Et puis, il me semble qu’en ce moment, on se débarrasse beaucoup de la narration. Comme s’il ne fallait absolument plus raconter d'histoires, qu’il ne fallait plus de personnages, comme si tout ça c’était devenu complètement has been. Ça s’observe dans plein de domaines et je trouve très intéressant de se demander pourquoi. Alors, je trouve que ça fait du bien de renouer avec la puissance de l'histoire ! Dans mon propre travail, c'est vraiment vers là que j'aimerais aller. Je ne sais pas si j’en suis capable, mais « quand je serai grande » j'aimerais écrire des récits, j'aimerais vraiment faire des films pour les oreilles, avoir ce temps long, écrire des personnages.
Lorsqu’on écoute Il était une fois dans l’Est que vous avez réalisé à Montbéliard, il semble que vous soyez déjà pas mal engagée sur cette voie, mais on y retrouve aussi certains des éléments des deux autres podcasts de votre galerie.
S.C. : Je commence, je commence, ce sont les prémices. En fait, j'avais envie que Il était une fois dans l’Est soit comme une première partie, et qu’ensuite, la seconde partie, ce soit vraiment un western radiophonique avec certaines des personnes que j’ai rencontrées pendant le casting. Cette deuxième partie, j’avais envie qu’on l’écrive vraiment, pendant un an, deux ans, qu’on écrive le récit ensemble, et qu'on le réalise. J'avais cette petite idée derrière la tête.

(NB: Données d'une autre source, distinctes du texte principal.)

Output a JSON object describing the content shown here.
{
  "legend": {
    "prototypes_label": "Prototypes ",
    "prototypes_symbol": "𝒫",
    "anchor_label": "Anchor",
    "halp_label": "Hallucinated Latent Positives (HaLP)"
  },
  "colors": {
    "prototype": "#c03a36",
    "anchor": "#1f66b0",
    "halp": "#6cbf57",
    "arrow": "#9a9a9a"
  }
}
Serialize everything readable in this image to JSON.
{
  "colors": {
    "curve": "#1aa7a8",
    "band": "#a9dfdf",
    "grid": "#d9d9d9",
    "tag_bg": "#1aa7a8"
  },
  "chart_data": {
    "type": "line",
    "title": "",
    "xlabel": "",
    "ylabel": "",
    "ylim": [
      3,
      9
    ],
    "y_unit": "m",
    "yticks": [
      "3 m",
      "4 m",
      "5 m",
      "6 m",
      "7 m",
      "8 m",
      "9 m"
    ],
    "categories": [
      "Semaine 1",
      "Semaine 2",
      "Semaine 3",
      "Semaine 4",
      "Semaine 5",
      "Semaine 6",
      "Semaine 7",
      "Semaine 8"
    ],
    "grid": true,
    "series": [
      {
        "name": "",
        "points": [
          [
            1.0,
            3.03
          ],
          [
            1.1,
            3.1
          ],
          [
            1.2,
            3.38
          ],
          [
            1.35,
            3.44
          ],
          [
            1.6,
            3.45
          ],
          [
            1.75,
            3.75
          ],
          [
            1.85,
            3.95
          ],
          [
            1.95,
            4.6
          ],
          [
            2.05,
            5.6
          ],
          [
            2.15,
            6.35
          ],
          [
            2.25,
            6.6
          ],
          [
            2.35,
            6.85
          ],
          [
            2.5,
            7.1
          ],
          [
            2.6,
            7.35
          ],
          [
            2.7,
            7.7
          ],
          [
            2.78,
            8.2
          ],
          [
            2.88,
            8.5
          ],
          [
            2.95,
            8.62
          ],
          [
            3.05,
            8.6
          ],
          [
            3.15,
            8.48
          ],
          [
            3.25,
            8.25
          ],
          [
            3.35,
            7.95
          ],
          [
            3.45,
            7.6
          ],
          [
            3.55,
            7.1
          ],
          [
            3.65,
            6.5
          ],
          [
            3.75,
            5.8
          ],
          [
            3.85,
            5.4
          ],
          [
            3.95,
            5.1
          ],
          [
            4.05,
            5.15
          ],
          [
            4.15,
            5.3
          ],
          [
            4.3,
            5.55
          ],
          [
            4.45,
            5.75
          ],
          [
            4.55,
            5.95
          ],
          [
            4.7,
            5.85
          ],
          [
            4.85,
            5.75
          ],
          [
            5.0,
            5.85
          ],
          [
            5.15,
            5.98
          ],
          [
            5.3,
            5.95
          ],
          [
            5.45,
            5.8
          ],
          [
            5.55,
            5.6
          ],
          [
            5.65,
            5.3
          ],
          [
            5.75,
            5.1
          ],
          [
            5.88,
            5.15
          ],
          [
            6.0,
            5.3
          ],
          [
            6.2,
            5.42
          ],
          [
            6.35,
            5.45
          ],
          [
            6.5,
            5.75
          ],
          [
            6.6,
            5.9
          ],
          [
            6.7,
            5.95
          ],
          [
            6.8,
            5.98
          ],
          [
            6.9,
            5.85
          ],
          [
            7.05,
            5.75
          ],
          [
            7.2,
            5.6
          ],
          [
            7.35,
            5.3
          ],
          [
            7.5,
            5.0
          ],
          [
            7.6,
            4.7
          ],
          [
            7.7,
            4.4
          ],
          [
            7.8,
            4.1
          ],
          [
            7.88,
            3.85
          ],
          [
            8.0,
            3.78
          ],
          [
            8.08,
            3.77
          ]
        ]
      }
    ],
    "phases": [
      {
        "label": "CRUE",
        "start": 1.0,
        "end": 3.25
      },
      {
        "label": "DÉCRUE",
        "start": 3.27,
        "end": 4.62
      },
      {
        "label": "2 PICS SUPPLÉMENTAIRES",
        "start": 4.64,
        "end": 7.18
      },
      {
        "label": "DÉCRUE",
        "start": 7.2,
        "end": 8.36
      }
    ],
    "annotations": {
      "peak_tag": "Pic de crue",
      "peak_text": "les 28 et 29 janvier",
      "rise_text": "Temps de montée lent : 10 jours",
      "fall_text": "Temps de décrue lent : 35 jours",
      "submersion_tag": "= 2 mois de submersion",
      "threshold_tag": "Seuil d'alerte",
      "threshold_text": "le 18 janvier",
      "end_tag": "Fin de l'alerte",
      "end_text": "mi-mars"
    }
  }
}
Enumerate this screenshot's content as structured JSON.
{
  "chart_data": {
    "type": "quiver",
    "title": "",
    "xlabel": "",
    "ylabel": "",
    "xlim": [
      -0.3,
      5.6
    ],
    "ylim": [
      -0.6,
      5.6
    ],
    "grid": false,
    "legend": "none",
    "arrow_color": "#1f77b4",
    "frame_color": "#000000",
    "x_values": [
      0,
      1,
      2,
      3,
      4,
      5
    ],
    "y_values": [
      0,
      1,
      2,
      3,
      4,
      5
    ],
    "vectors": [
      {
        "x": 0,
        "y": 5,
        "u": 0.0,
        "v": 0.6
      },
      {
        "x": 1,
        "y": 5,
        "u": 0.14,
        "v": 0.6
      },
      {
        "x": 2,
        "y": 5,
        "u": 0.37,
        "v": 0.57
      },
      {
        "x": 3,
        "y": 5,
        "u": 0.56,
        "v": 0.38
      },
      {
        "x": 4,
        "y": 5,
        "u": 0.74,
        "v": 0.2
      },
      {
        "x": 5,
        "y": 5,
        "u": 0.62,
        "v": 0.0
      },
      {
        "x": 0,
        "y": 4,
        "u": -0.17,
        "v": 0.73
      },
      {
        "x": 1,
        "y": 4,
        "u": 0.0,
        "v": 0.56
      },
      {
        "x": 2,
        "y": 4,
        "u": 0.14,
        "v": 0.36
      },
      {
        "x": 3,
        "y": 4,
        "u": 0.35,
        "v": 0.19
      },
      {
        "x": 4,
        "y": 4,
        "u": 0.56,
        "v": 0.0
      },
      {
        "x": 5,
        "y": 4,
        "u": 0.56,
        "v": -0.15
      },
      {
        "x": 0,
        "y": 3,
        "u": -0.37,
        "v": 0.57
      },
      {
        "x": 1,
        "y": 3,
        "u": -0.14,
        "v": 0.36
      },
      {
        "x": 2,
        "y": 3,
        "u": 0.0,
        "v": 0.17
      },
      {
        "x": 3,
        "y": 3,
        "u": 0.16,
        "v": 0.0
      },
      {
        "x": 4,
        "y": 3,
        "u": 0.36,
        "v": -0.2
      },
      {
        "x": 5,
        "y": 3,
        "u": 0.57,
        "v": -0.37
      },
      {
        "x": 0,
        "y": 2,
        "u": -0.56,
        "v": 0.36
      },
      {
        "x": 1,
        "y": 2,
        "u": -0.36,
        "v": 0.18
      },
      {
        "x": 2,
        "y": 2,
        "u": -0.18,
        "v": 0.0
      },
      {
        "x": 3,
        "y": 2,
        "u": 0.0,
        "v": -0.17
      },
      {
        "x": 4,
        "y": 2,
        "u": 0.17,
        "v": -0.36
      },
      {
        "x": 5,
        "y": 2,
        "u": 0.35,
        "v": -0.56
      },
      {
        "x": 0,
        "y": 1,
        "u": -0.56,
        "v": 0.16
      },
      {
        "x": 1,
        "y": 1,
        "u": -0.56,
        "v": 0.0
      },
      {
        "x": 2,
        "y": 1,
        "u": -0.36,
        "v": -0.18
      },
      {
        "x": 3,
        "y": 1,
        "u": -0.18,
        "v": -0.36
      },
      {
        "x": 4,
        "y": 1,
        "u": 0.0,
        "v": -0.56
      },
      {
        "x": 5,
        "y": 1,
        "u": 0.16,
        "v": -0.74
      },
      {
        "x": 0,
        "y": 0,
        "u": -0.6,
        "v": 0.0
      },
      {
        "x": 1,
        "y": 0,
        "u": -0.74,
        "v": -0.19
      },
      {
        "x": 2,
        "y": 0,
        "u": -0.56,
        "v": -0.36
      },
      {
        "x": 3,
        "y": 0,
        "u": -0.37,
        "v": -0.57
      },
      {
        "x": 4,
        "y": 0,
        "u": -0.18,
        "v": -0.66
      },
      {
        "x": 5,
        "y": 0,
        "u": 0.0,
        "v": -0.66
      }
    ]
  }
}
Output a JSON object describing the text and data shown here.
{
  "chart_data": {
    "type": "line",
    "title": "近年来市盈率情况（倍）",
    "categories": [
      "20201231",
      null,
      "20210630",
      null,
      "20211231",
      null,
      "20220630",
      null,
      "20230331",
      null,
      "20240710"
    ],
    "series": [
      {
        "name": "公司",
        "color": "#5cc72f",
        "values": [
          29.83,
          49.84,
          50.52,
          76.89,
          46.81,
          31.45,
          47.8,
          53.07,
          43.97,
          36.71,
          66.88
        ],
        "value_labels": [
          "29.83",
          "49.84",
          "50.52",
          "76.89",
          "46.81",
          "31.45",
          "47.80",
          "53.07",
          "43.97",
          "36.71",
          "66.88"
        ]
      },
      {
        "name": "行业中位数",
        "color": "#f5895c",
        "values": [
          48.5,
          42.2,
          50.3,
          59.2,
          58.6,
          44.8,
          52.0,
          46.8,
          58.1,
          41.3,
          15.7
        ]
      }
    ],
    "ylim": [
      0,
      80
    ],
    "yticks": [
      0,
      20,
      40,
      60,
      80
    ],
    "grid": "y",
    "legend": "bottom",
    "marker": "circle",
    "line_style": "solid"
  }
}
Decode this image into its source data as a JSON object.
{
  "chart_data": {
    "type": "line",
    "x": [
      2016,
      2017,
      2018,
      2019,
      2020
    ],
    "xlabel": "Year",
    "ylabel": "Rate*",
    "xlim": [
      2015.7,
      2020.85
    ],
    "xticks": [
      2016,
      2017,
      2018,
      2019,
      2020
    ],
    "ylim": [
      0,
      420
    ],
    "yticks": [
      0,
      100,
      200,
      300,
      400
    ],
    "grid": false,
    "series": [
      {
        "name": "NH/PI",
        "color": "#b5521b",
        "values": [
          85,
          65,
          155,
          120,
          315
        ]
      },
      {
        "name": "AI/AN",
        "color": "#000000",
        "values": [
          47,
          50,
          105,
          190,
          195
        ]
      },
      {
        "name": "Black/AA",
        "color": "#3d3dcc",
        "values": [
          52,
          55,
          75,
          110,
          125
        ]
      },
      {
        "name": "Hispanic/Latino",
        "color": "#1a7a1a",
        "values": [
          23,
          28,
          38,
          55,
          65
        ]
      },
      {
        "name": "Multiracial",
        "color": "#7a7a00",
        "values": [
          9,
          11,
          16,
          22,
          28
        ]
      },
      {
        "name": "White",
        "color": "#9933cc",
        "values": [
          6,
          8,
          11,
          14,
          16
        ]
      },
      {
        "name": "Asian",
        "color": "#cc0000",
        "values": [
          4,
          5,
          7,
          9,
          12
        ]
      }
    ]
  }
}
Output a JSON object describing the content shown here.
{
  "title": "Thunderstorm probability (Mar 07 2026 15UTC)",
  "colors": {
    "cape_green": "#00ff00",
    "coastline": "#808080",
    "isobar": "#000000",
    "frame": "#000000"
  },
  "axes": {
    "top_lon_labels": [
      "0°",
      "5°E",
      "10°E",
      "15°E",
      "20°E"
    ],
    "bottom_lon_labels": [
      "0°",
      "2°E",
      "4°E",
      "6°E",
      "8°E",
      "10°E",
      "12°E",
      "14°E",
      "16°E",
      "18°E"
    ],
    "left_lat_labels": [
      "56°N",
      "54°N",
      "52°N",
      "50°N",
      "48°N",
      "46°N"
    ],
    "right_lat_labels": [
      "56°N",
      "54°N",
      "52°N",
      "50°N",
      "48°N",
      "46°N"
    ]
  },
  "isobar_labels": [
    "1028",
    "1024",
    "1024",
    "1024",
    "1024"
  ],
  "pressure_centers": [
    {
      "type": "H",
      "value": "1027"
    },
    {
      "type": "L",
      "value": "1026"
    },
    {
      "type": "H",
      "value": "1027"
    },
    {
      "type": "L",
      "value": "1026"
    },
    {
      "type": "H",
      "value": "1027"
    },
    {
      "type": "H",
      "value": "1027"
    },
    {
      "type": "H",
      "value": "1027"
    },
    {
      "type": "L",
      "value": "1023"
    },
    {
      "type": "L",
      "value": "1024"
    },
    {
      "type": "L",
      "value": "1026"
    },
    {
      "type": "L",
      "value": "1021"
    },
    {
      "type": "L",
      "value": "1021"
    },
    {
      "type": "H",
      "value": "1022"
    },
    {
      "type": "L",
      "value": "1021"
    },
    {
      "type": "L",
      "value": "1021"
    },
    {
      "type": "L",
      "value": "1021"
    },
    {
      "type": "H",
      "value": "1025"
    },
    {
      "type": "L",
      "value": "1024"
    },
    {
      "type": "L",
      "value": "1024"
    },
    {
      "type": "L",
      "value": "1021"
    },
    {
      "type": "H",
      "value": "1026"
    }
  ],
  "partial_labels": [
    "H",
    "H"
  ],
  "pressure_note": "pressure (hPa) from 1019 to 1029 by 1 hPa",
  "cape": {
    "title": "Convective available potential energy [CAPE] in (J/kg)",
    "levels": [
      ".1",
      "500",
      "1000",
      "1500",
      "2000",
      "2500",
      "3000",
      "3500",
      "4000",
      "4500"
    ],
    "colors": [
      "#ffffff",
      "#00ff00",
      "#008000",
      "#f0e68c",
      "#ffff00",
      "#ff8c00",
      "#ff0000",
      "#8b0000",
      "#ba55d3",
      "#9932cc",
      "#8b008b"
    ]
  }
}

Mon problème, c’est que j'ai vraiment du mal à me débarrasser de moi. Dans le rapport documentaire aux situations que je crée, j'essaie toujours de m’effacer le plus possible, mais ça ne marche pas. En partie, parce que c'est dans la relation que les choses se jouent, dans ce que je bricole, moi. Alors j'aimerais bien petit à petit me débarrasser de moi et, même si je n’ai pas réussi encore, de disparaître. Pour le moment je n’ai pas trouvé d’autre solution que de m’assigner une place, de l’assumer et d’en montrer les limites. Souvent, quand j'écoute des choses et même quand je n'entends pas du tout la voix des réalisateurs ou réalisatrices, je les trouve omniprésents, et je trouve ça horrible, ça m’emmerde profondément, je déteste ça.
C’est pour ça que j’adore le film Salaam cinema de Mohsen Makhmalbaf, qui a été projeté en septembre à la scène nationale. Le réalisateur est à la fois vraiment très présent, il tire les rênes, mais il crée une situation où il se fait sans cesse déborder. Et c'est les gens qui prennent le pouvoir sur le film d'une certaine manière, et pourtant s'il n'avait pas été là, ça n'aurait pas été possible. Alors quand je serais grande...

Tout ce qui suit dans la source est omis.